Of course you would. Smith is much better than Childress.....


----------



## historyofthegame

Rawse said:


> sign-and-trade Miller + Crittenton/Lowry for Josh Smith. Let's say Crittenton due to his better upside and Atlanta connection.


Keep dreaming. Smith would take A LOT more than that.


----------



## Damian Necronamous

A perfect offseason for the Grizzlies would probably involve signing Ellis to a long-term deal.

1) Trade Lowry, Miller and Cardinal for something to help long-term
2) Draft Kevin Love at #5
3) Draft Bill Walker at #28
4) Sign Monta Ellis
5) Bring over Marc Gasol
6) Re-sign Juan Carlos Navarro

PG: Mike Conley Jr....Javaris Crittenton
SG: Monta Ellis...Juan Carlos Navarro
SF: Rudy Gay...Bill Walker
PF: Kevin Love...Hakim Warrick
C: Darko Milicic...Marc Gasol...Jason Collins
_Plus, whatever they get in return for Miller and Lowry_

IMO, Kevin Love is can't miss player in terms of being a sure thing to contribute in the NBA. He may not be a 20/10 guy, but he is going to be a very good NBA big man.
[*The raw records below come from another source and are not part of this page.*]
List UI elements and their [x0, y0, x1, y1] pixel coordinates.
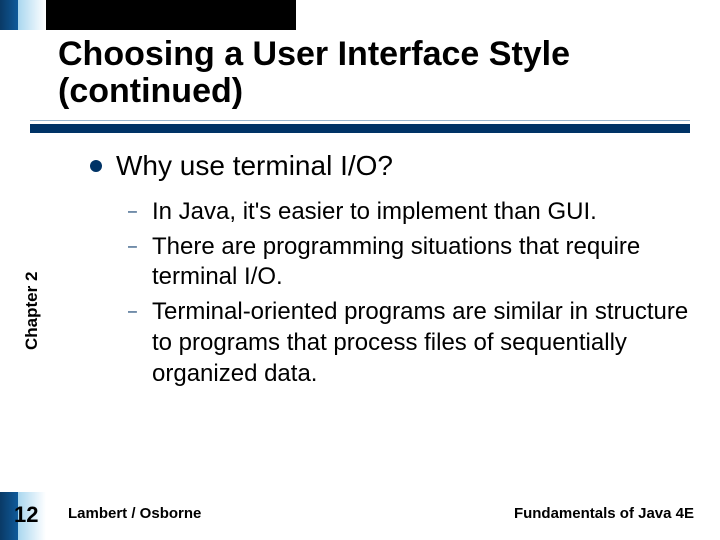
sub-bullet-list: – In Java, it's easier to implement than…	[128, 197, 690, 389]
dash-bullet-icon: –	[128, 238, 138, 256]
chapter-label: Chapter 2	[22, 272, 42, 350]
slide: Choosing a User Interface Style (continu…	[0, 0, 720, 540]
bullet-level2-text: In Java, it's easier to implement than G…	[152, 197, 597, 228]
bullet-level2: – In Java, it's easier to implement than…	[128, 197, 690, 228]
bullet-level2-text: There are programming situations that re…	[152, 232, 690, 293]
page-number: 12	[14, 502, 38, 528]
bullet-level2: – Terminal-oriented programs are similar…	[128, 297, 690, 389]
dash-bullet-icon: –	[128, 303, 138, 321]
slide-title: Choosing a User Interface Style (continu…	[58, 36, 678, 111]
decoration-black-bar	[46, 0, 296, 30]
disc-bullet-icon	[90, 160, 102, 172]
footer-book-title: Fundamentals of Java 4E	[514, 505, 694, 522]
bullet-level1-text: Why use terminal I/O?	[116, 148, 393, 183]
bullet-level2-text: Terminal-oriented programs are similar i…	[152, 297, 690, 389]
slide-body: Why use terminal I/O? – In Java, it's ea…	[90, 148, 690, 393]
title-underline	[30, 120, 690, 134]
footer-author: Lambert / Osborne	[68, 505, 201, 522]
bullet-level2: – There are programming situations that …	[128, 232, 690, 293]
dash-bullet-icon: –	[128, 203, 138, 221]
decoration-top-left	[0, 0, 46, 30]
bullet-level1: Why use terminal I/O?	[90, 148, 690, 183]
If Marion opts out and the Heat agree to a trade of #2 and Daequan Cook for Lowry, Miller, Cardinal and #5, I'd do that and take Beasley.


----------



## anru321

Damian Necronamous said:


> If Marion opts out and the Heat agree to a trade of #2 and Daequan Cook for Lowry, Miller, Cardinal and #5, I'd do that and take Beasley.


I def don't think the Heat would include Cook while taking on Cardinal. They would be looking to move Blount and Banks' contracts in any deal involving #2.


----------